江戸末期、賢君・鍋島直正公のもと日本の最先端を 走った佐賀藩。理化学研究を行う「精錬方」にはガラス窯が築かれ、フラスコやビーカーなどが生産さ れました。やがてその技術は民間に継がれ、佐賀伝 統の「肥前びーどろ」へ。とろみある流線と水底のような透明感をまとったガラス器へと進化しました。
※「アームストロング砲」司馬遼太郎/講談社文庫 /1988
かんびん(左)、ちろり(右)
佐賀藩の精錬方をルーツとする重要無形文化財「肥前びーどろ」は、型を用いず、息を吹き込みながら宙空で成形する「宙吹き(ちゅうぶき)」で作られるガラス器です。
特徴的なのは宙吹き技法の一つである「ジャッパン吹き」。肥前びーどろだけに受け継がれる技法で、一般的な金属製の吹き竿ではなく、ガラス製の友竿(ともざお)と呼ばれる道具を用います。伝統の酒器「肥前かんびん」や「藍色ちろり」もこの技で吹かれる逸品です。
一人の職人が2本の友竿を操ることから“二刀流”とも呼ばれる技術は難易度が高く、習得に10〜20年もの時間を要すると言います。
そんな「ジャッパン吹き」で吹かれたガラス器は、空気以外にほとんど触れることがなく生み出されるので、とてもなめらかな肌合いと光沢をまとっています。
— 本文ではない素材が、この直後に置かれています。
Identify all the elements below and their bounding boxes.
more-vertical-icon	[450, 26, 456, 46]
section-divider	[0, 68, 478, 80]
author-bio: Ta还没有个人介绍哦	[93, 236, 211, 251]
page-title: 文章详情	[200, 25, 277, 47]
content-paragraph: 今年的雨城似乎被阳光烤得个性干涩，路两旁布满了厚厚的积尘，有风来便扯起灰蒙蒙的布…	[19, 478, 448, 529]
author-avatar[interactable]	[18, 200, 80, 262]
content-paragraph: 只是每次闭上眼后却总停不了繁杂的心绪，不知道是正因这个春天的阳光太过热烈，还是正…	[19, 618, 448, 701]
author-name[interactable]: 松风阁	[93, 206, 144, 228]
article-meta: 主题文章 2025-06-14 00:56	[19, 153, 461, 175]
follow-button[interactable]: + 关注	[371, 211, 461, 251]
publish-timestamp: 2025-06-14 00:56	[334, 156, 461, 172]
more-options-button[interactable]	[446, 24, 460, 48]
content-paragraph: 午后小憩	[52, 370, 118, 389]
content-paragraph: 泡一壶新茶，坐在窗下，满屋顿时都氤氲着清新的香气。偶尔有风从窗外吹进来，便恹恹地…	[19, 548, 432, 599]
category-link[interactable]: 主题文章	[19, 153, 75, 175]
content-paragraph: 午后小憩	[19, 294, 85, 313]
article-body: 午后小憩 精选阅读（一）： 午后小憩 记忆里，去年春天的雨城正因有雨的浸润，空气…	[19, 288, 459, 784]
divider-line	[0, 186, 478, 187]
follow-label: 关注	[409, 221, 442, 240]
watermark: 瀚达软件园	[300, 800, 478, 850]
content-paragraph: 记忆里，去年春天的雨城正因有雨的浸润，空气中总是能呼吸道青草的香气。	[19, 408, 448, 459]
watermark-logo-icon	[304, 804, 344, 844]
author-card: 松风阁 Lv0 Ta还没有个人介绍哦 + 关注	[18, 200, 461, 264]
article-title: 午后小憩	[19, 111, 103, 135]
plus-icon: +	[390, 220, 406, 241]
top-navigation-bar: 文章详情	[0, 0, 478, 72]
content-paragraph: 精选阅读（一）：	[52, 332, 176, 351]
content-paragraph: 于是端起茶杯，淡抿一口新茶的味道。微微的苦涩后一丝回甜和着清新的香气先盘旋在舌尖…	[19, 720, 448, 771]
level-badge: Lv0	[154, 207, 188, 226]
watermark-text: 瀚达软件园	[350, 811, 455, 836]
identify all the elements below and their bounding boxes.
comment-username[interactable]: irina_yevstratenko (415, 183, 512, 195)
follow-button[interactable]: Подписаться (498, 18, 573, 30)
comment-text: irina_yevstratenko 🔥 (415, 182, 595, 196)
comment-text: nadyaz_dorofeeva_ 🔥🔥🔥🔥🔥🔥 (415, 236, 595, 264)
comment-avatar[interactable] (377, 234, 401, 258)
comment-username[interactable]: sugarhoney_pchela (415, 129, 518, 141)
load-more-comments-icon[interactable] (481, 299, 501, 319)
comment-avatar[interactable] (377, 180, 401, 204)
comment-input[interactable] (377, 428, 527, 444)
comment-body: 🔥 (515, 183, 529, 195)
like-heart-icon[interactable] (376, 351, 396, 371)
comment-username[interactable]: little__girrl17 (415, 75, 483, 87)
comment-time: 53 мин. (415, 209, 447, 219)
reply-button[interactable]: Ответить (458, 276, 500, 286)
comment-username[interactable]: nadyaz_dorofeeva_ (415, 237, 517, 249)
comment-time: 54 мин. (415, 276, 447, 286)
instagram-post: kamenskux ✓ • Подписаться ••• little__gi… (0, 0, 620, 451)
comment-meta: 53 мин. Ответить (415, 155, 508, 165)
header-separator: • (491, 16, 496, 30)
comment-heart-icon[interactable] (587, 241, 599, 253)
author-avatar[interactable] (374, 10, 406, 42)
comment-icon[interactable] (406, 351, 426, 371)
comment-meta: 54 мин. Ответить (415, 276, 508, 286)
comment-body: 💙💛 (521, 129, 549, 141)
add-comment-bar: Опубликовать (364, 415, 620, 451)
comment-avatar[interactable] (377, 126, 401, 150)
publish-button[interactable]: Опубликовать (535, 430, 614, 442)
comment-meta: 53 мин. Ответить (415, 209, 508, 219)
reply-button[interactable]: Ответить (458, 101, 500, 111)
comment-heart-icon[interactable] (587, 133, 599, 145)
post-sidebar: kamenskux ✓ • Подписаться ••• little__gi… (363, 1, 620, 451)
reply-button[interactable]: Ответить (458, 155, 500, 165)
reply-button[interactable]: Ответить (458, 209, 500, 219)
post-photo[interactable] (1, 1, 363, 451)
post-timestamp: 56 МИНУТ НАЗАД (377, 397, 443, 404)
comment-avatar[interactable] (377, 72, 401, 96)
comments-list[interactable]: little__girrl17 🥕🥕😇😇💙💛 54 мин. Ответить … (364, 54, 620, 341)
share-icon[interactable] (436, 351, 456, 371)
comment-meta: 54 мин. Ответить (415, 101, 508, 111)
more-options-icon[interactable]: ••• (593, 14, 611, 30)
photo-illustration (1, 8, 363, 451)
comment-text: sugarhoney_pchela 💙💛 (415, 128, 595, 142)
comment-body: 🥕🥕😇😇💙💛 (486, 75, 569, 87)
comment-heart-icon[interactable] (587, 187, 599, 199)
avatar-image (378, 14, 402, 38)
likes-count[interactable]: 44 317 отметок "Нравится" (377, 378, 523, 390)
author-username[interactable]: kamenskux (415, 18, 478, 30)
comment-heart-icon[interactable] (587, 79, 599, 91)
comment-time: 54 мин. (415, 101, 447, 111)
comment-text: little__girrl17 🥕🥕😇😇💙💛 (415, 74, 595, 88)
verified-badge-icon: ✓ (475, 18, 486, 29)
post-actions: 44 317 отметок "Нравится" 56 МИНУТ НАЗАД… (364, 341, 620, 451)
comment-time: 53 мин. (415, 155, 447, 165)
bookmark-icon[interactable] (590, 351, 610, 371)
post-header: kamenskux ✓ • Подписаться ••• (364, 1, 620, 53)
今回、取材にご協力いただいたのは、副島硝子工業株式会社。伝統のジャッパン吹きで作られるガラスの燗瓶や、ハンドメイドの温もりを宿すグラス類、格調高い大皿や花器、スタイリッシュなアクセサリーなど、多彩なガラス製品がリリースされています。
1つずつ丹精込めて吹き上げられる肥前びーどろは、ご自宅での普段使いはもちろん、プレゼントや内祝など贈答品としてもおすすめです。